It was the fateful month of September 2017 when the Ministry of Corporate Affairs disqualified over 3 lakh directors with a single notice as part of its crackdown on shell companies.
More troublesome was the fact that their permanent director identification numbers were deactivated. Four years later and despite favourable court rulings, most of these directors are still fighting to shed the “disqualified” tag.
The repercussions of the almost four-year old notice are being felt even today as many directors whose DINs were disqualified then are still looking for its revival, according to Hemang Parekh, partner at DSK Legal.
The ‘Disqualification’ Drive
In September 2017, the ministry debarred 3,09,614 directors associated with companies that hadn’t filed financial statements or annual returns for three straight years.
Consequently, as per Section 164(2) of the Companies Act, 2013, they were disqualified from being reappointed as a director of that company for five years. They could also not be appointed by any other company. And had to give up existing directorships in other company as well.

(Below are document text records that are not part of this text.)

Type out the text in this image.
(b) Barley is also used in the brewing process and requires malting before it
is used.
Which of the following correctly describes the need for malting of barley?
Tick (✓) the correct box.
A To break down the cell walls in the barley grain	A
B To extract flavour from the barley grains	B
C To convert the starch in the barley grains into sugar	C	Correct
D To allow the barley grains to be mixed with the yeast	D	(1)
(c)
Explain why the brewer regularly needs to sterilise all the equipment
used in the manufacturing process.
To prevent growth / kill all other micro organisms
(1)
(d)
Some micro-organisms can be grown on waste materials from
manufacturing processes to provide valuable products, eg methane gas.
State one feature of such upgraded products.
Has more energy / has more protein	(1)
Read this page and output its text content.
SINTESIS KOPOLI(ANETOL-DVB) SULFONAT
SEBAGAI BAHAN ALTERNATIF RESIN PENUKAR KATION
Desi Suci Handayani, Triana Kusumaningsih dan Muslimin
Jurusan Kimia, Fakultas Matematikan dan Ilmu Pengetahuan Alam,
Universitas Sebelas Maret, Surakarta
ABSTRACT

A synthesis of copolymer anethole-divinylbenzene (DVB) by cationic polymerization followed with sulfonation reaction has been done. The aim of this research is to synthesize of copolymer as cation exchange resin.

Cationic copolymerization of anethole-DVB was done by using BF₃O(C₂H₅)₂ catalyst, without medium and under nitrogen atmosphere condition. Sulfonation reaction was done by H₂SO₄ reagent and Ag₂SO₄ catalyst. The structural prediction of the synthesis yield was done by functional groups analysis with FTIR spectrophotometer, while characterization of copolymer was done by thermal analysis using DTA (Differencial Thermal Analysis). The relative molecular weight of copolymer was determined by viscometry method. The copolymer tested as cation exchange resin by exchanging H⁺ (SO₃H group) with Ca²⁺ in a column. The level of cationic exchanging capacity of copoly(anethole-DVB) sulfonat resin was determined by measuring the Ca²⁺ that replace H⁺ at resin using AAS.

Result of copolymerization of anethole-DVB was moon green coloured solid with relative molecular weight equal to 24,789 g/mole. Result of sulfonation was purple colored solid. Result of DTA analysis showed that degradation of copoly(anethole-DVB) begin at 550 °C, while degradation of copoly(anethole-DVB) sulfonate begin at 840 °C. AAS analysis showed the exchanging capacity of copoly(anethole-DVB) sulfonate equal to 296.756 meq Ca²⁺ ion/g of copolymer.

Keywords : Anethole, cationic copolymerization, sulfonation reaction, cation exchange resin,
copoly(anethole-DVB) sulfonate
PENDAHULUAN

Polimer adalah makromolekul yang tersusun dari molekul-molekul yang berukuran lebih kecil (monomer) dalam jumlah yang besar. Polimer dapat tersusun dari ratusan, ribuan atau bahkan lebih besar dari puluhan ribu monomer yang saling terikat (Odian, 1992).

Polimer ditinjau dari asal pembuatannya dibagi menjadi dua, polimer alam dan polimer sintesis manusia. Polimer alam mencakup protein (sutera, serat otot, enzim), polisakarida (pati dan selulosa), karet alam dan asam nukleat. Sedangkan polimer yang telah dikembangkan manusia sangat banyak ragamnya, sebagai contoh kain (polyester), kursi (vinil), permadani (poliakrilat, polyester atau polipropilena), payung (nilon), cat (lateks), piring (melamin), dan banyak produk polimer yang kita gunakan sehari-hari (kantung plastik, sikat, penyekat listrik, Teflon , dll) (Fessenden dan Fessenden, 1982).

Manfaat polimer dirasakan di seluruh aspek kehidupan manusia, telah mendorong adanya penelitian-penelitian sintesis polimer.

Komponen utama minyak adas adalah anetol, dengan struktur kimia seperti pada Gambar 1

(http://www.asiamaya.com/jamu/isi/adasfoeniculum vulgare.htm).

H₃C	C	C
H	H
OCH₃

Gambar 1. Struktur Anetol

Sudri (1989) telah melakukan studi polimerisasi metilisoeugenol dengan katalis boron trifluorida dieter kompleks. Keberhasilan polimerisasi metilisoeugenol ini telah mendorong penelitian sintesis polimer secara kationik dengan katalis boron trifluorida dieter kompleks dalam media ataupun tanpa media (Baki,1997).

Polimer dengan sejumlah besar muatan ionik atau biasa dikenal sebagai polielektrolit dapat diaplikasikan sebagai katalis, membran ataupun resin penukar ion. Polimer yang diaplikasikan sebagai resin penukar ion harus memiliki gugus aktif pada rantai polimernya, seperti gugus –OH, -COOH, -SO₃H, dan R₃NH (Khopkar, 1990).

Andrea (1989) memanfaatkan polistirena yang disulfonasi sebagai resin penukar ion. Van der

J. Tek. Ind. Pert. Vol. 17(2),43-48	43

This mass disqualification left many companies without a board of directors, besides affecting the board composition of several companies, Harish Kumar, partner at L&L Partners, said.
The effect was also felt by limited liability partnerships, Parekh said, as company law provisions have also been made applicable to them.
Industry representations prompted the ministry to notify an amnesty scheme in 2018. Defaulting companies and their disqualified directors were given an opportunity to comply within three months.
Under the scheme, DINs were temporarily re-activated to enable compliances. Directors of companies that continued to be non-compliant were disqualified again.
Disqualification Can’t Lead to Deactivation of DINs, Courts Say
Six high courts have found no merit in the ministry’s approach.
The high courts of Gujarat, Karnataka, Bombay, Allahabad and Delhi have all held the law doesn’t empower any authority to cancel or deactivate DIN upon mere disqualification. These courts also ordered restoration of DINs of the directors before them.
The Kerala High Court is the latest to have granted disqualified directors relief.
Earlier this month, Kerala High Court held the company law provisions on disqualification as constitutional. But it specified that the DIN cannot be deactivated or cancelled solely for the reason that the directors stand disqualified for appointment or reappointment.
The court also directed the ministry to re-activate the DINs of the 242 directors before it. DIN is an identification number and disqualification under Section 164(2) is of temporary nature, it said.
Other high courts, too, have given a similar reasoning in the past.
In one of the early cases, the Gujarat High Court quashed and set aside the list of disqualified directors by the ministry and held that DIN couldn’t be cancelled or deactivated merely because one of the companies in which such person was a director has been struck off from the Register of Companies.
Last year, both Allahabad and Delhi High Courts held there is no provision for cancelling DIN on the basis of disqualification under Section 164.
While courts have been quick to come to the rescue of directors whose DIN has been cancelled, the relief granted by them has limited in as far as its applicable to only the petitioners, Parekh said. The ministry should take cognizance of these high court orders and direct registrars of companies to end the deactivation practice to avoid prolonged litigation, he said.